3ème volet de la rencontre avec le Dr Xavier Amiot, amoureux de la vie, conférencier et auteur du livre « trouver le bonheur en soi ».
« Il y a des fleurs partout pour qui veut bien les voir » Henri Matisse
« Tombé dans le bonheur quand il était petit », il découvre la thérapie cognitive comportementale, alors qu’il est médecin généraliste. Le Dr Xavier Amiot a commencé à animer des conférences, il y a environ 12 ans, d’abord auprès de ses confrères puis auprès d’un large public. C’est un problème de santé qui le cloue au lit, qui lui donne l’opportunité et le temps d’écrire un livre dans lequel il transmet son expérience de la thérapie cognitive et dans lequel il décrit sa méthode pour « trouver le bonheur en soi ».

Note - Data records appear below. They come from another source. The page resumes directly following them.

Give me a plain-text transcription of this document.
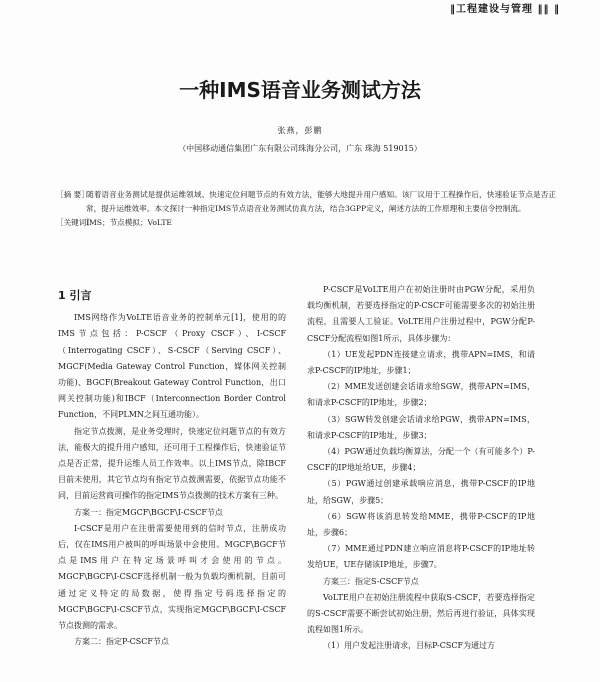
‖工程建设与管理 ‖‖ ‖
一种IMS语音业务测试方法

张燕，彭鹏

（中国移动通信集团广东有限公司珠海分公司，广东 珠海 519015）

［摘 要］
随着语音业务测试是提供运维领域、快速定位问题节点的有效方法，能够大地提升用户感知。该厂议用于工程操作后，快速验证节点是否正常，提升运维效率。本文探讨一种指定IMS节点语音业务测试仿真方法，结合3GPP定义，阐述方法的工作原理和主要信令控制流。
［关键词］
IMS；节点模拟；VoLTE
1 引言

IMS网络作为VoLTE语音业务的控制单元[1]，使用的的IMS节点包括：P-CSCF（Proxy CSCF）、I-CSCF（Interrogating CSCF）、S-CSCF（Serving CSCF）、MGCF(Media Gateway Control Function，媒体网关控制功能)、BGCF(Breakout Gateway Control Function，出口网关控制功能)和IBCF（Interconnection Border Control Function，不同PLMN之间互通功能）。

指定节点拨测，是业务受理时，快速定位问题节点的有效方法，能极大的提升用户感知，还可用于工程操作后，快速验证节点是否正常，提升运维人员工作效率。以上IMS节点，除IBCF目前未使用，其它节点均有指定节点拨测需要，依据节点功能不同，目前运营商可操作的指定IMS节点拨测的技术方案有三种。

方案一：指定MGCF\BGCF\I-CSCF节点

I-CSCF是用户在注册需要使用到的信时节点，注册成功后，仅在IMS用户被叫的呼叫场景中会使用。MGCF\BGCF节点是IMS用户在特定场景呼叫才会使用的节点。MGCF\BGCF\I-CSCF选择机制一般为负载均衡机制，目前可通过定义特定的局数据，使得指定号码选择指定的MGCF\BGCF\I-CSCF节点，实现指定MGCF\BGCF\I-CSCF节点拨测的需求。

方案二：指定P-CSCF节点

P-CSCF是VoLTE用户在初始注册时由PGW分配，采用负载均衡机制，若要选择指定的P-CSCF可能需要多次的初始注册流程，且需要人工验证。VoLTE用户注册过程中，PGW分配P-CSCF分配流程如图1所示，具体步骤为：

（1）UE发起PDN连接建立请求，携带APN=IMS，和请求P-CSCF的IP地址，步骤1；

（2）MME发送创建会话请求给SGW，携带APN=IMS，和请求P-CSCF的IP地址，步骤2；

（3）SGW转发创建会话请求给PGW，携带APN=IMS，和请求P-CSCF的IP地址，步骤3；

（4）PGW通过负载均衡算法，分配一个（有可能多个）P-CSCF的IP地址给UE，步骤4；

（5）PGW通过创建承载响应消息，携带P-CSCF的IP地址，给SGW，步骤5；

（6）SGW将该消息转发给MME，携带P-CSCF的IP地址，步骤6；

（7）MME通过PDN建立响应消息将P-CSCF的IP地址转发给UE，UE存储该IP地址，步骤7。

方案三：指定S-CSCF节点

VoLTE用户在初始注册流程中获取S-CSCF，若要选择指定的S-CSCF需要不断尝试初始注册，然后再进行验证，具体实现流程如图1所示。

（1）用户发起注册请求，目标P-CSCF为通过方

Lors de notre rencontre, il nous partage sa vision du bonheur et nous indique sa méthode pour y arriver.
Bonne écoute 😉
Rémi
Extrait :
Rémi LEVY : Quelles sont les démarches concrètes que vous préconisez. Vous citiez Lao Tseu qui dit « Un voyage de mille lieues commence toujours par un premier pas.”». Quel est le premier pas que vous conseilleriez à des personnes qui voudraient se lancer dans cette quête et retrouver le bonheur ?

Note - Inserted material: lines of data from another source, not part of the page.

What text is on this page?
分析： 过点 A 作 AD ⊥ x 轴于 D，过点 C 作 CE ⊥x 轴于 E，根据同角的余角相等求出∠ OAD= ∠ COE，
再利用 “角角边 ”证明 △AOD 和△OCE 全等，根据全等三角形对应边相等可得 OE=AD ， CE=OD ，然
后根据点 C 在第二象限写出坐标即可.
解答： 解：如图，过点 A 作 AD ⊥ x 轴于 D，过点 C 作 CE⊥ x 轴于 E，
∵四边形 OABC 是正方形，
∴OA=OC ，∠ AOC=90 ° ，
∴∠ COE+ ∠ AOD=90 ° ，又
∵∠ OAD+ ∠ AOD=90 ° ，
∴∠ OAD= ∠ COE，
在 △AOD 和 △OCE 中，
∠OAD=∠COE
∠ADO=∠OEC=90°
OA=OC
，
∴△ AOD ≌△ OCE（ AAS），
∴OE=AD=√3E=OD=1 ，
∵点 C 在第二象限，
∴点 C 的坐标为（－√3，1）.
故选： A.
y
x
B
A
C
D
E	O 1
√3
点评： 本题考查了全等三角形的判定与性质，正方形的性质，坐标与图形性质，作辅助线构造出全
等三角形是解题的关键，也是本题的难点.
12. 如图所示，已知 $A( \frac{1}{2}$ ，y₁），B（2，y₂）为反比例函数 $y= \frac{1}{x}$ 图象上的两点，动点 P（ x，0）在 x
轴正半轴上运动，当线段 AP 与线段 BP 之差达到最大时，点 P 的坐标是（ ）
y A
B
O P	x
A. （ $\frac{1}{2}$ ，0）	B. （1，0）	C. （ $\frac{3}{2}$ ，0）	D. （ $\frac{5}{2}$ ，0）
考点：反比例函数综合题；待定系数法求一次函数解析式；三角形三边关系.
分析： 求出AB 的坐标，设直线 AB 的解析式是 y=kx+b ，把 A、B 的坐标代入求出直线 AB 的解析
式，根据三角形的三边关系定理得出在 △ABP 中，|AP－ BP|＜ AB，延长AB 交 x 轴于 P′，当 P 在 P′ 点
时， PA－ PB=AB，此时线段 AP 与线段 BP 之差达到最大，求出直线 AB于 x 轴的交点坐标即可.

Docteur Xavier Amiot : Il y a une phrase que j’aime bien de Matisse : « il y a des fleurs partout pour qui veut bien les voir ». Voyons, déjà ce qui est beau autour de nous et non pas ce qui est moche. Beaucoup de gens s’attardent sur les catastrophes naturelles et un tas d’autres choses au lieu de regarder ce qui est beau. Si l’on me donnait la possibilité de regarder soit « Des racines et des ailes » sur la France vue du ciel ou les informations sur les crues et les massacres en Afghanistan, je sais, tout de suite, ce que je vais choisir. Mais 90% des gens regarderont les catastrophes !
Regarder ce qui est beau
Donc, regarder ce qui est beau, parce qu’il y a des choses belles, se rendre compte de tous les petits plaisir de tous les jours. Manger un bon morceau de pain qui sort de chez le boulanger c’est non seulement un plaisir, mais c’est un bonheur car on peut le reproduire autant de fois que l’on veut.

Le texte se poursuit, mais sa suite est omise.